Led by David’s father, Davor Dragicevic, who believes police and prosecutors in the RS are hiding the killers, citizens have organised into the Justice for David group and have been protesting at the central Krajina Square in Banja Luka since March.
The protest culminated on Christmas day when police scuffled with citizens who tried to prevent officers from detaining David’s father and mother, several of their supporters and a number of RS opposition politicians.
The police operation was strongly criticised by the opposition, NGO’s and international organisations such as the OSCE, and the European Union, whose Special Representative in Bosnia, Lars-Gunnar Wigemark, called upon RS authorities to “show restraint”.
Dragicevic and Radanovic were later released.
The audio recording which emerged this week allegedly involves Karan and the current Chairman and Serb member of Bosnia’s tripartite Presidency, Milorad Dodik.
Dodik has for years been either Prime Minister or President of the RS, and his party, the Alliance of Independent Social Democrats (SNSD), is still in power in the entity.
The SNSD has accused opposition politicians of hijacking the Justice for David movement for political purposes, while the movement is holding Dodik and his political circles responsible for backing the RS Interior Minister, Dragan Lukac, who the protesters claim is corrupt.
In the recording, it appears as if Karan and Dodik are discussing the Justice for David group and arranging a meeting.
Radanovic told reporters on Wednesday that she received the recording and was not the one to record it.
“It happened on public property, so let them check whatever they want. They will not break me, nor scare me,” she said.
Despite a police ban, the Justice for David group has been protesting in Banja Luka daily.
Davor Dragicevic is meanwhile missing since Sunday evening.
Police have on Monday issued an arrest warrant for him and four others over the gatherings, which also disrupted a New Year’s event that was supposed to take place in Banja Luka.

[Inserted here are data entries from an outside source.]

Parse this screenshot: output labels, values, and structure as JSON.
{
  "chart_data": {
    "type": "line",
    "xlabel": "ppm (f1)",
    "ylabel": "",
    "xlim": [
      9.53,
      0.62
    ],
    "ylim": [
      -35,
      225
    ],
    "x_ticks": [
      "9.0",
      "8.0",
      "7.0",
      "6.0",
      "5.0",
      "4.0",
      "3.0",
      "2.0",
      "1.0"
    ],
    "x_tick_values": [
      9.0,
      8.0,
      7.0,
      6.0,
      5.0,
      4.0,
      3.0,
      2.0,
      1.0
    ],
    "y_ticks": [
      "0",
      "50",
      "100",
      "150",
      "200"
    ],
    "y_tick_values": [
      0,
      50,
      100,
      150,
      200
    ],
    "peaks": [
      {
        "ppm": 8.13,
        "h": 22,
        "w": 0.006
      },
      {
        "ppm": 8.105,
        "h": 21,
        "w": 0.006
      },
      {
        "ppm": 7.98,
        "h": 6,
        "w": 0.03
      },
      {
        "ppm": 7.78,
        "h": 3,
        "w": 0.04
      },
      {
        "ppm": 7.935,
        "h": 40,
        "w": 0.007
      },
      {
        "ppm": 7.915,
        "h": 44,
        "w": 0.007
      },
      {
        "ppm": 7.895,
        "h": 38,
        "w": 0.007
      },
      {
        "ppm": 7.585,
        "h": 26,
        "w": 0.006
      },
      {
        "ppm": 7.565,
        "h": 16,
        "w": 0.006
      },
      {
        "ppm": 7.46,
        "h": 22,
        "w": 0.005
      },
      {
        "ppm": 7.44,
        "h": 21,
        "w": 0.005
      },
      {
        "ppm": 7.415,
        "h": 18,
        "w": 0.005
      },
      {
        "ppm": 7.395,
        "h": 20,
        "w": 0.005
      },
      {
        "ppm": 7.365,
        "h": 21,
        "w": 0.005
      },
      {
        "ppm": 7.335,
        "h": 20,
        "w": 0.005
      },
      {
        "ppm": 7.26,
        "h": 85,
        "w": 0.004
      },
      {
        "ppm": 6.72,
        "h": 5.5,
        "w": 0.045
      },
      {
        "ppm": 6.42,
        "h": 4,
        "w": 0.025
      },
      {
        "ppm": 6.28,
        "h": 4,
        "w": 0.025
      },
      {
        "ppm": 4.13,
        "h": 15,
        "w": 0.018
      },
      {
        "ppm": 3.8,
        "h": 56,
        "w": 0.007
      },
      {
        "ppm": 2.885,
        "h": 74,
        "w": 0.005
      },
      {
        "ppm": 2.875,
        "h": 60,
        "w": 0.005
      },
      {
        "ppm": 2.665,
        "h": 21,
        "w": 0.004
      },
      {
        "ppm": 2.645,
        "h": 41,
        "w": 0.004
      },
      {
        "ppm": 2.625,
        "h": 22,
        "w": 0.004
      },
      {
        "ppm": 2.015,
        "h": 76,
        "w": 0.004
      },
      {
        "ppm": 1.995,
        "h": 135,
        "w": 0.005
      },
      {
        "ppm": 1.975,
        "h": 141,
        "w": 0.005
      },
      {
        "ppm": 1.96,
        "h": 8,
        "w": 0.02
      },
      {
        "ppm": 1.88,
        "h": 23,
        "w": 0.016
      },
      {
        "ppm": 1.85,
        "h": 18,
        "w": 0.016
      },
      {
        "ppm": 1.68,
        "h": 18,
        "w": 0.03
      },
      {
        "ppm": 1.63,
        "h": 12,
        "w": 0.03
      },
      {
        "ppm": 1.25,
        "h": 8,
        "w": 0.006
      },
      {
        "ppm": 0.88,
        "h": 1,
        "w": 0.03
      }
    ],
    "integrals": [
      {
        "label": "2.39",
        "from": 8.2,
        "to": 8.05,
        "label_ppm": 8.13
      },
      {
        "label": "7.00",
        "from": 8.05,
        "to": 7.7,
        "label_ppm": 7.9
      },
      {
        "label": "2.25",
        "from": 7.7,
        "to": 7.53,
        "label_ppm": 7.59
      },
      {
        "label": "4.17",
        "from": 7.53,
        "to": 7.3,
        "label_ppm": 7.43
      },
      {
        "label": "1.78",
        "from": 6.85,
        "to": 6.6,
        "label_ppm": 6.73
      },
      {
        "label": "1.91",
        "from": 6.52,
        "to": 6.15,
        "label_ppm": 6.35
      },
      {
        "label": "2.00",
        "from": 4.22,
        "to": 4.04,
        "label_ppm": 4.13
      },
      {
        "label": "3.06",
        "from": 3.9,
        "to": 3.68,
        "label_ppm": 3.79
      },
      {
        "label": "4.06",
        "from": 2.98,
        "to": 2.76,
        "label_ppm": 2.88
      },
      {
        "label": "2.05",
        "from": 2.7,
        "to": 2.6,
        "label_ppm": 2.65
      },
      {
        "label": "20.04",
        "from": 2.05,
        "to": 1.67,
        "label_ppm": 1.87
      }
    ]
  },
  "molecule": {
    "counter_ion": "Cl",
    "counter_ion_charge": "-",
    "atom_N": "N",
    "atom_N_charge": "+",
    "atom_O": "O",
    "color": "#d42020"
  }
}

“I don’t know anything about Davor. Police is looking for him. To whom should I report him missing? I also reported David missing, and they didn’t find him,” she said.
The protest over the death of David has also drawn support from other cities in Bosnia and the regions, most notably from Sarajevo, where another father has been organising protests over the controversial death of his son for two years.
Muriz Memic, the father of 21-year-old Dzenan Memic who died in 2016, has been protesting over what he believes is a cover-up of his son's murder by Sarajevo's judiciary.
Dragicevic and Memic were often guests at each other’s protests and were even invited for a meeting with EU ambassadors last month, who supported their efforts to find out the truth.
Memic told N1 that Davor’s disappearance is a “catastrophe”.
Although local media reported on Sunday that Davor Dragicevic was detained, RS police denied it.
“What could have happened? I don’t believe that Davor would leave without notifying anyone, just like that. Davor would never disappear and leave those people standing at the square,” Memic said.